“Is anyone in here?” Ward called. “Cheyenne PD. Show yourself.”
One of them must have brushed against the tall wire racks because something tumbled from above and landed in the aisle. A blue and white stuffed rabbit in a black top hat, holding a magic wand, gazed up with plastic googly eyes at the three pistols trained on it.
Sam made a sound of amused disgust.
“It looks like nobody’s home.” Ward glanced around uneasily.
“They should be open,” Jason said. “According to their store hours.”
She nodded, holstering her pistol and moving toward the rear exit. “I’ll check behind the building. There’s a parking area back there.”
Sam was continuing his sweep of the store floor. Jason stared at the front desk and the door leading to the storeroom.
“I’ll check the storeroom.”
Sam glanced at him and nodded curtly.
Jason went around the sales desk and craned his head around the doorframe. The room was dark, too dark to safely move around though he could see empty crates and cardboard boxes had been shoved toward the wall. Tall metal shelves were crammed with formless articles.
It sort of looked like a large trunk had been tilted on end and left between two rows of shelves. Something about the outline of that trunk, the way the light from the main floor gleamed on its glossy surface, raised the hair on Jason’s head. Was that thing made of glass?
He felt around for a light switch. Failed to find it. He tried the other side of the doorframe and located the switch.
The overhead fluorescent lamps came on with a ghostly buzz, casting a sickly green light over the crammed interior of the storeroom.

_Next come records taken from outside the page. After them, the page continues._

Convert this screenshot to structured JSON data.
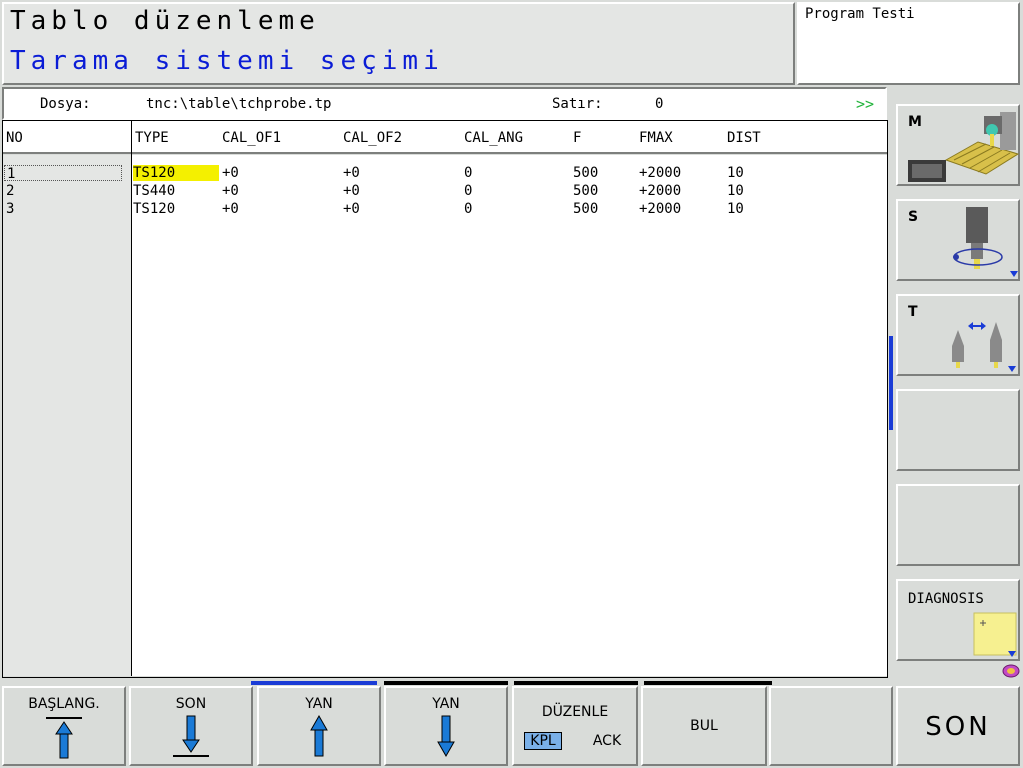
{
  "header": {
    "line1": "Tablo düzenleme",
    "line2": "Tarama sistemi seçimi",
    "mode": "Program Testi"
  },
  "filebar": {
    "file_label": "Dosya:",
    "file_path": "tnc:\\table\\tchprobe.tp",
    "row_label": "Satır:",
    "row_value": "0",
    "more": ">>"
  },
  "table": {
    "columns": [
      "NO",
      "TYPE",
      "CAL_OF1",
      "CAL_OF2",
      "CAL_ANG",
      "F",
      "FMAX",
      "DIST"
    ],
    "rows": [
      {
        "no": "1",
        "type": "TS120",
        "cal_of1": "+0",
        "cal_of2": "+0",
        "cal_ang": "0",
        "f": "500",
        "fmax": "+2000",
        "dist": "10"
      },
      {
        "no": "2",
        "type": "TS440",
        "cal_of1": "+0",
        "cal_of2": "+0",
        "cal_ang": "0",
        "f": "500",
        "fmax": "+2000",
        "dist": "10"
      },
      {
        "no": "3",
        "type": "TS120",
        "cal_of1": "+0",
        "cal_of2": "+0",
        "cal_ang": "0",
        "f": "500",
        "fmax": "+2000",
        "dist": "10"
      }
    ]
  },
  "side": {
    "m_label": "M",
    "s_label": "S",
    "t_label": "T",
    "diagnosis_label": "DIAGNOSIS"
  },
  "softkeys": {
    "start": "BAŞLANG.",
    "end": "SON",
    "page_up": "YAN",
    "page_down": "YAN",
    "edit": "DÜZENLE",
    "edit_off": "KPL",
    "edit_on": "ACK",
    "find": "BUL",
    "exit": "SON"
  },
  "colors": {
    "highlight": "#f4f000",
    "accent_blue": "#0a1cd6",
    "green_more": "#22b33c"
  }
}
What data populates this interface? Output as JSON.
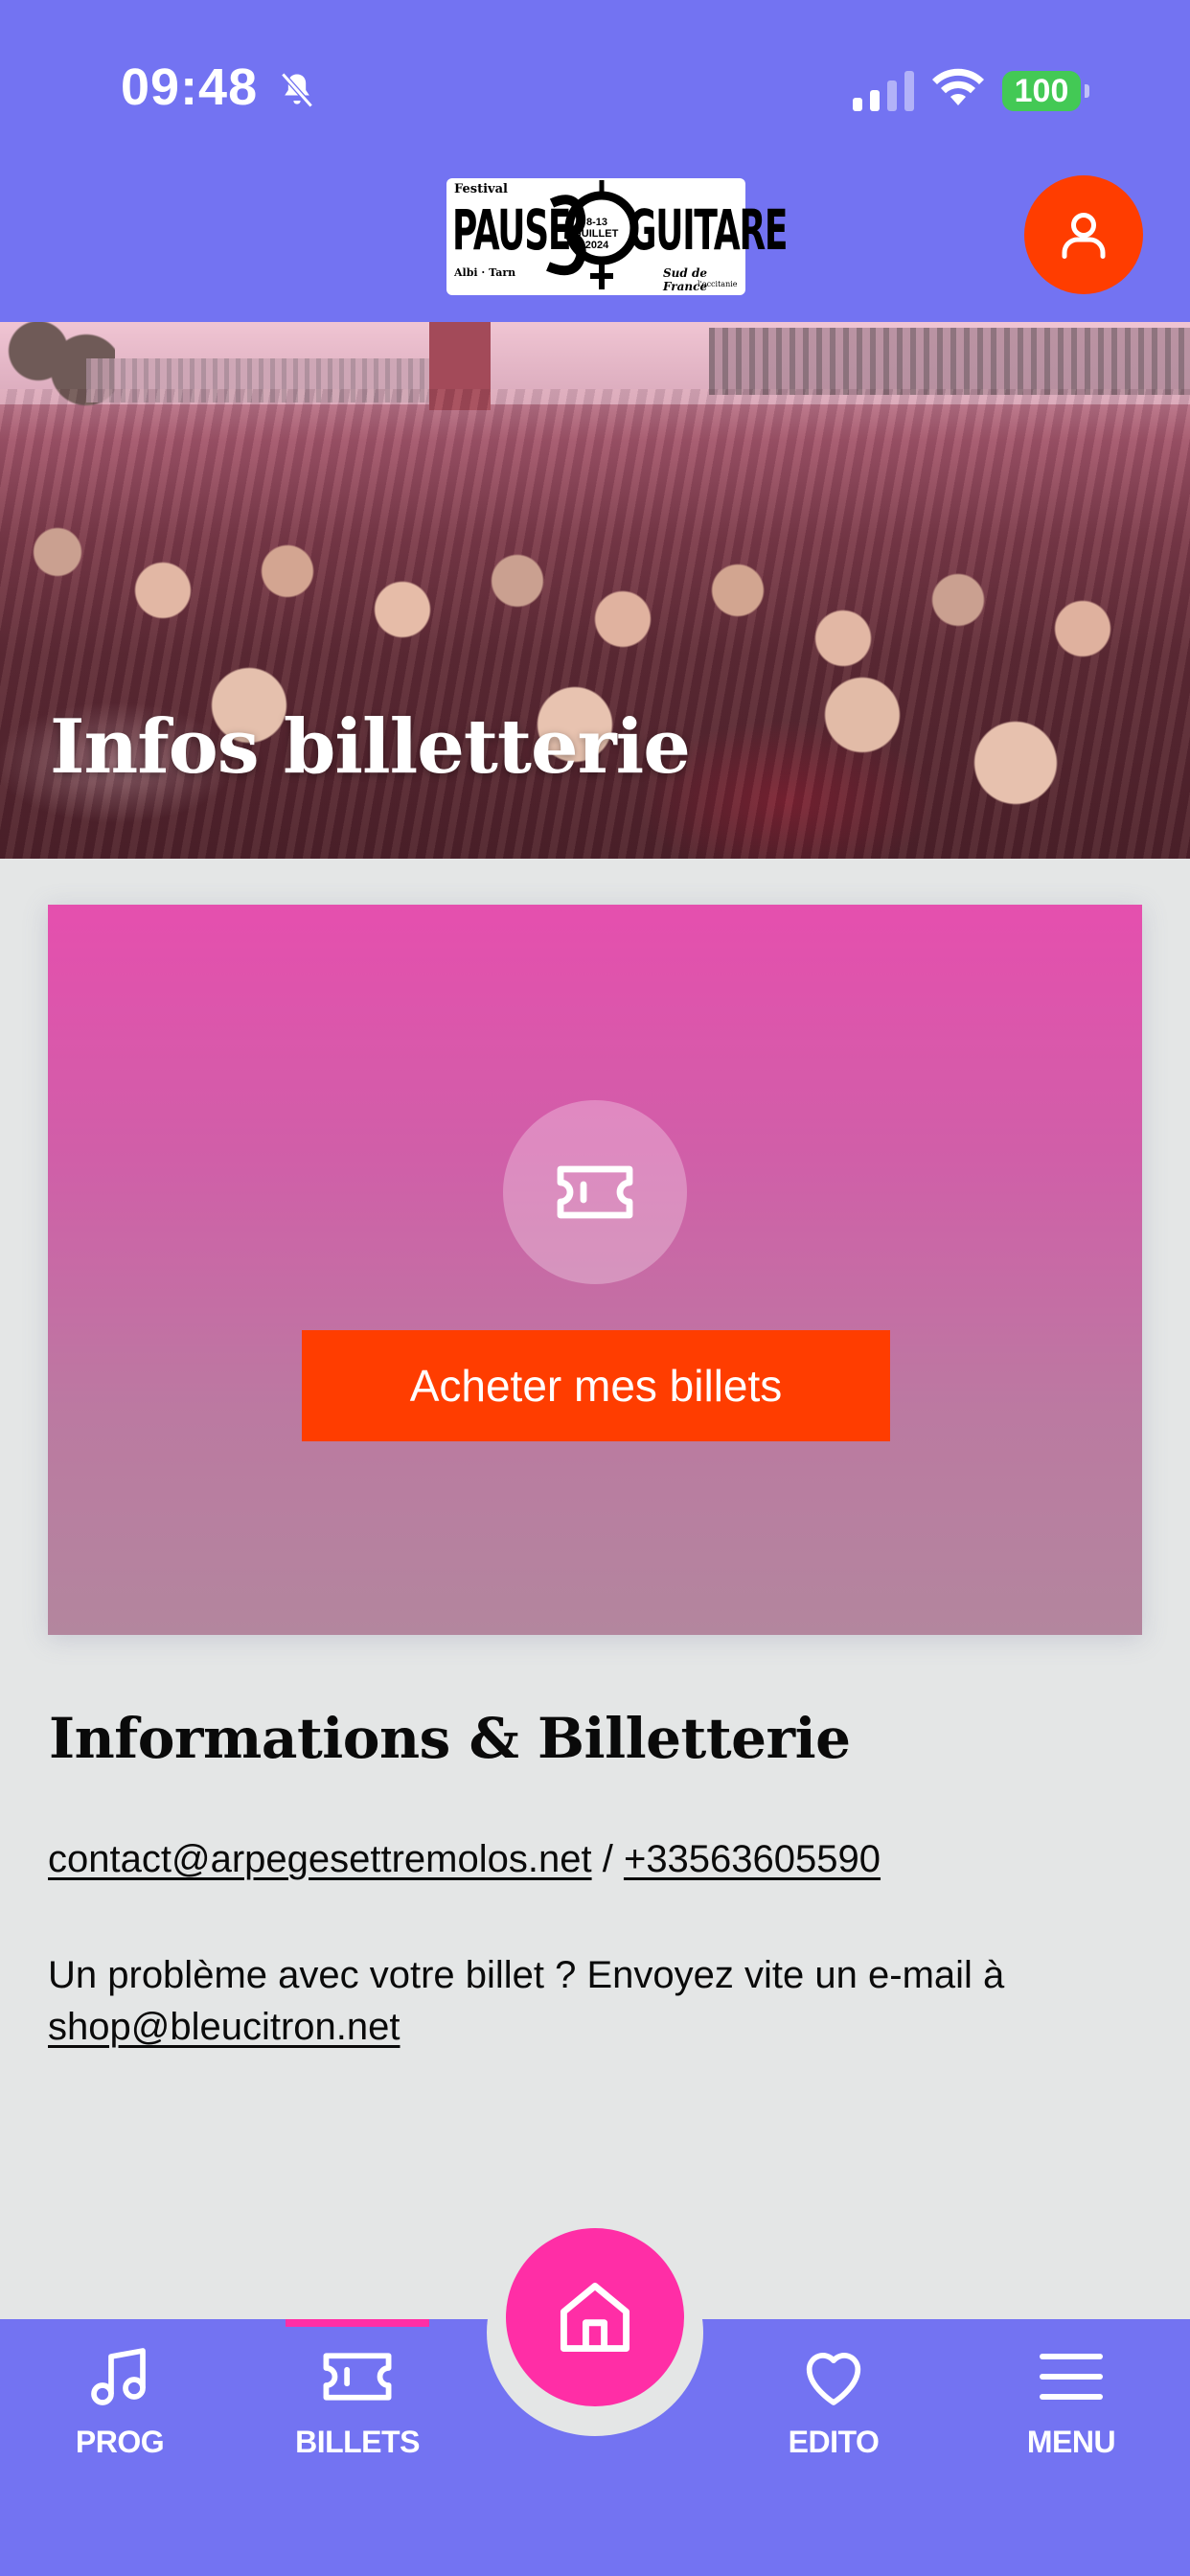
{
  "status_bar": {
    "time": "09:48",
    "battery": "100",
    "battery_color": "#43c955"
  },
  "header": {
    "logo": {
      "small_top": "Festival",
      "word_left": "PAUSE",
      "number": "30",
      "word_right": "GUITARE",
      "dates": "8-13 JUILLET 2024",
      "city": "Albi · Tarn",
      "sponsor": "Sud de France",
      "sponsor_sub": "l'occitanie"
    },
    "profile_icon": "user-icon",
    "accent_color": "#ff3d00"
  },
  "hero": {
    "title": "Infos billetterie"
  },
  "ticket_card": {
    "icon": "ticket-icon",
    "button_label": "Acheter mes billets"
  },
  "info": {
    "title": "Informations & Billetterie",
    "email": "contact@arpegesettremolos.net",
    "separator": "/",
    "phone": "+33563605590",
    "problem_text": "Un problème avec votre billet ? Envoyez vite un e-mail à",
    "problem_email": "shop@bleucitron.net"
  },
  "bottom_nav": {
    "items": [
      {
        "label": "PROG",
        "icon": "music-note-icon"
      },
      {
        "label": "BILLETS",
        "icon": "ticket-icon",
        "active": true
      },
      {
        "label": "EDITO",
        "icon": "heart-icon"
      },
      {
        "label": "MENU",
        "icon": "hamburger-icon"
      }
    ],
    "home_icon": "home-icon",
    "nav_color": "#7373f2",
    "home_color": "#ff2ea6"
  }
}
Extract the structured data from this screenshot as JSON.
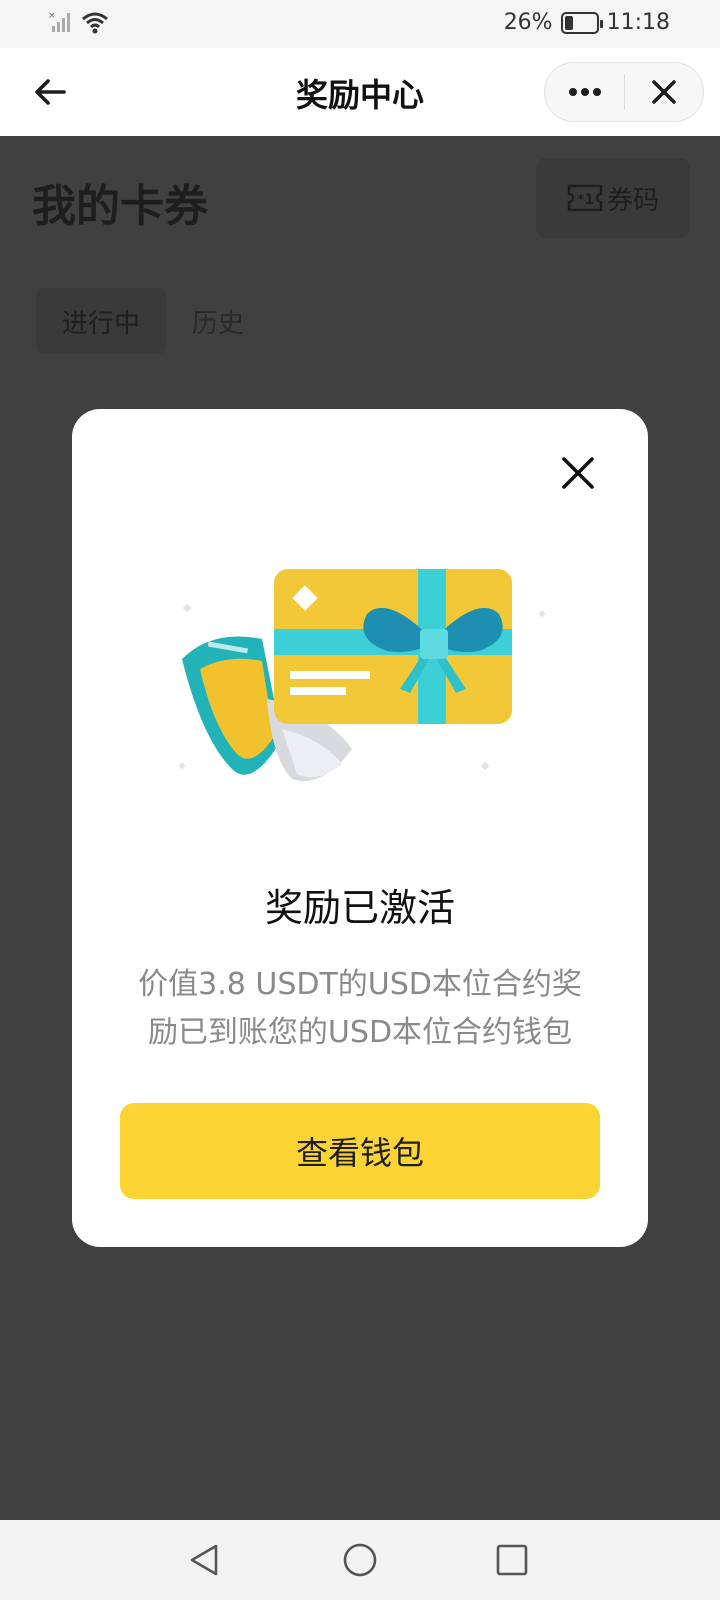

Jason stared at the trunk—stared and stared. He couldn’t look away. He knew what he was seeing, but somehow his brain could not seem to make sense of it.
This was a replica of the Chinese Water Torture Cell. A device invented by Harry Houdini for his most famous escape. The frame and heavy stocks were made of Honduras mahogany and nickel-plated steel with brass fixtures. The front consisted of a plate of half-inch tempered glass. The apparatus weighed around three-quarters of a ton and held 250 gallons of water. It was relatively small. Only 26 and a half inches wide and 59 inches tall. Too small for the large man jammed upside down into the tank.
Ian Boz’s eyes stared in horror through the murky blur of the water still lapping ominously against the glass.
A small yellow and green something flickered at the bottom of the cell. For a crazy instant, Jason imagined it might be a fish. Sanity reasserted itself. Jason knelt and used the zoom on his phone’s camera to get a better look without chancing disturbing any crime-scene evidence.
He stared at the screen of his phone. He was looking at a card. A tarot card. A feckless young man in a green tunic was about to step off a cliff.
Jason knew that card. Special Agent Abigail Dreyfus had mistakenly read the description to him in her office the afternoon Boz had pulled a gun on her.
The Fool.
Chapter Twenty-One
Hard to say what was worse.
SAC Reynolds openly laughing at him, or BAU Chief—and current boyfriend—Sam Kennedy trying not to laugh at him.
“Abby Dreyfus a serial killer,” Reynolds repeated for the nth time, the wobble in his voice barely held in check by what was clearly a will of steel.
Jason couldn’t help looking at Sam who, to his credit, looked grave and sympathetic—except for that goddamned gleam of amusement in the back of his eyes. Sam, who usually had all the sense of humor of a marauding grizzly bear, found this funny. In the middle of a fucking homicide investigation, Sam Kennedy found something humorous.
Jason was never going to live this down.
“Abby Dreyfus a magician.” Reynolds’ voice shook again because apparently it was even more ridiculous to be suspected of being a magician than a serial killer.
“I didn’t know she was your goddaughter,” Jason said. He couldn’t quite keep the edge out of his voice. “I didn’t realize you’d known her all her life.”
“So we heard,” Reynolds said. “You thought she was this Andy Alexander, one half of a brother and sister magic act. The brother being this Terry Van der Beck.”
“Elle Diamond seemed to recognize her.”